Auditors rap quality of overseas links

十二月 19, 1997

Quality watchdogs have published a catalogue of concerns over Wolverhampton University's links with two institutions overseas.

Auditors found a "notable gap" between quality assurance rules set in Wolverhampton and the reality of what was happening in the partner colleges in Germany and the Netherlands.

A report on the auditors' visits this summer to the Fachhochschule Nordostniedersachsen Luneburg in Germany and the Hogeschool van Utrecht in the Netherlands lists numerous areas where practice fell short of systems set up by Wolverhampton to win the international quality kite mark ISO 9001.

At the Hogeschool, they found students were unaware of any follow-up to their feedback on an MSc engineering product design programme which "clearly required attention"; there was no evidence that "substantial matters of concern" about quality raised in an action plan had been considered by a formal committee and there was "little formal checking" by Wolverhampton of promotional material produced by its Netherlands partner.

At the Fachhochschule, they could find no evidence of a course committee having met, as defined in the validation of the MSc in advanced software technology programme; there had been "considerable movement away from the intentions of the original course management model"; formal monitoring arrangements were not operating as intended and marketing of the programme had been left "entirely to the discretion of the German partner".

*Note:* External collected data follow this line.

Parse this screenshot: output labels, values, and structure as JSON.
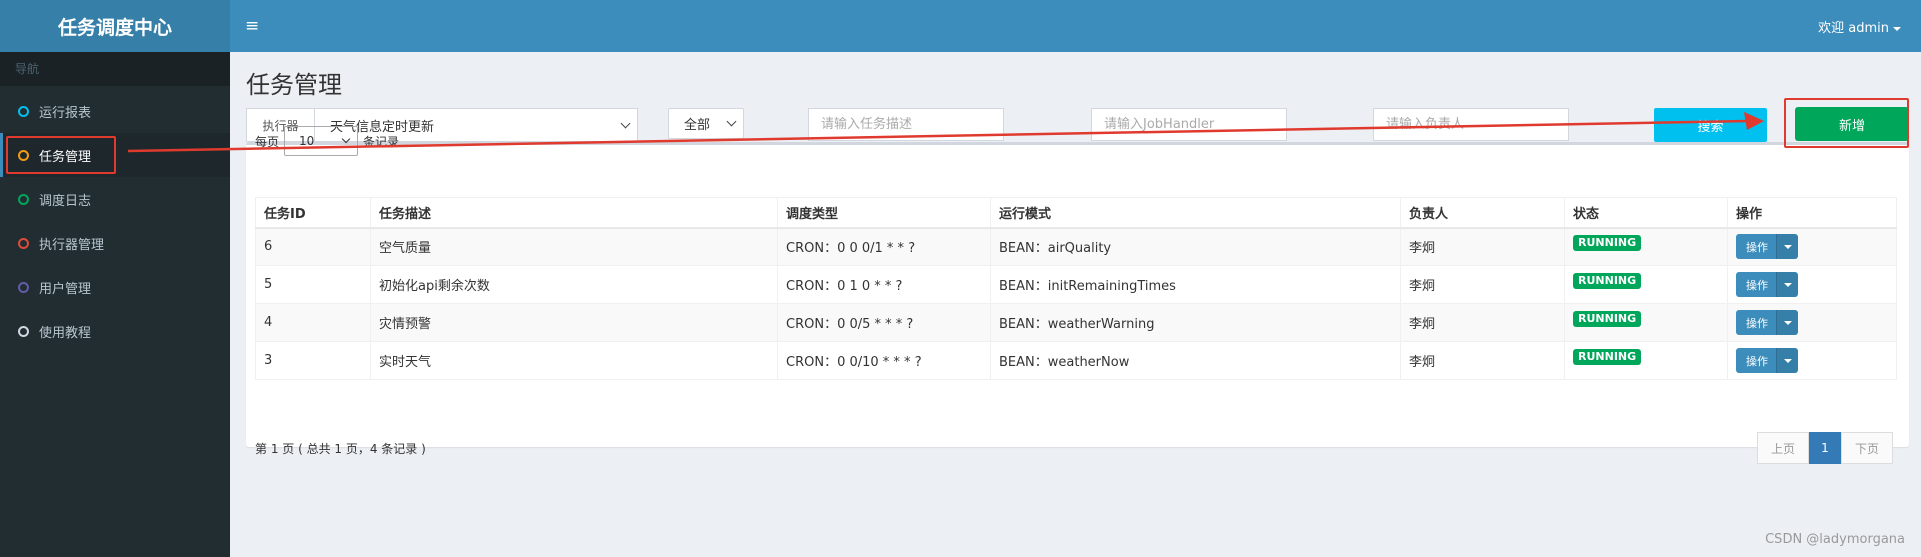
{
  "app": {
    "title": "任务调度中心"
  },
  "sidebar": {
    "header": "导航",
    "items": [
      {
        "label": "运行报表",
        "color": "#00c0ef"
      },
      {
        "label": "任务管理",
        "color": "#f39c12",
        "active": true
      },
      {
        "label": "调度日志",
        "color": "#00a65a"
      },
      {
        "label": "执行器管理",
        "color": "#dd4b39"
      },
      {
        "label": "用户管理",
        "color": "#605ca8"
      },
      {
        "label": "使用教程",
        "color": "#d2d6de"
      }
    ]
  },
  "topbar": {
    "toggle": "≡",
    "user": "欢迎 admin"
  },
  "page": {
    "title": "任务管理",
    "filters": {
      "executor_label": "执行器",
      "executor_value": "天气信息定时更新",
      "status_value": "全部",
      "desc_placeholder": "请输入任务描述",
      "handler_placeholder": "请输入JobHandler",
      "author_placeholder": "请输入负责人",
      "search_label": "搜索",
      "add_label": "新增"
    },
    "page_length": {
      "prefix": "每页",
      "value": "10",
      "suffix": "条记录"
    },
    "table": {
      "headers": [
        "任务ID",
        "任务描述",
        "调度类型",
        "运行模式",
        "负责人",
        "状态",
        "操作"
      ],
      "rows": [
        {
          "id": "6",
          "desc": "空气质量",
          "schedule": "CRON：0 0 0/1 * * ?",
          "mode": "BEAN：airQuality",
          "author": "李炯",
          "status": "RUNNING",
          "op": "操作"
        },
        {
          "id": "5",
          "desc": "初始化api剩余次数",
          "schedule": "CRON：0 1 0 * * ?",
          "mode": "BEAN：initRemainingTimes",
          "author": "李炯",
          "status": "RUNNING",
          "op": "操作"
        },
        {
          "id": "4",
          "desc": "灾情预警",
          "schedule": "CRON：0 0/5 * * * ?",
          "mode": "BEAN：weatherWarning",
          "author": "李炯",
          "status": "RUNNING",
          "op": "操作"
        },
        {
          "id": "3",
          "desc": "实时天气",
          "schedule": "CRON：0 0/10 * * * ?",
          "mode": "BEAN：weatherNow",
          "author": "李炯",
          "status": "RUNNING",
          "op": "操作"
        }
      ]
    },
    "info": "第 1 页 ( 总共 1 页，4 条记录 )",
    "pager": {
      "prev": "上页",
      "current": "1",
      "next": "下页"
    }
  },
  "watermark": "CSDN @ladymorgana",
  "colors": {
    "sidebar_bg": "#222d32",
    "header_bg": "#3c8dbc",
    "success": "#00a65a",
    "info": "#00c0ef",
    "annotation": "#e03a2e"
  }
}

The report, published by the Quality Assurance Agency, is particularly critical of the loose arrangements for monitoring advertising and marketing. In the case of the Fachhochschule, it says "it seemed entirely possible to the team that the responsible staff of the university had not seen a copy of the notice promoting its programme all over Germany", while at the Hogeschool staff had "considerable freedom to promote the programme without any reference to the university".

The report concludes that "it was a matter of some concern" that these "substantial issues were not made known through the university's quality assurance processes".

It suggests that in future when considering collaborative arrangements with overseas partners the university should consider carefully "whether it is appropriate formally to sign such an important agreement before the capacity of the partner institution to deliver a programme to the required level and standard has been confirmed".

Wolverhampton vice chancellor Michael Harrison said the two programmes were validated before the introduction of current quality management systems.

"Matters raised in the report are now subject to our present controls and we are seeking to ensure that all points raised by the report will be fully met," he said.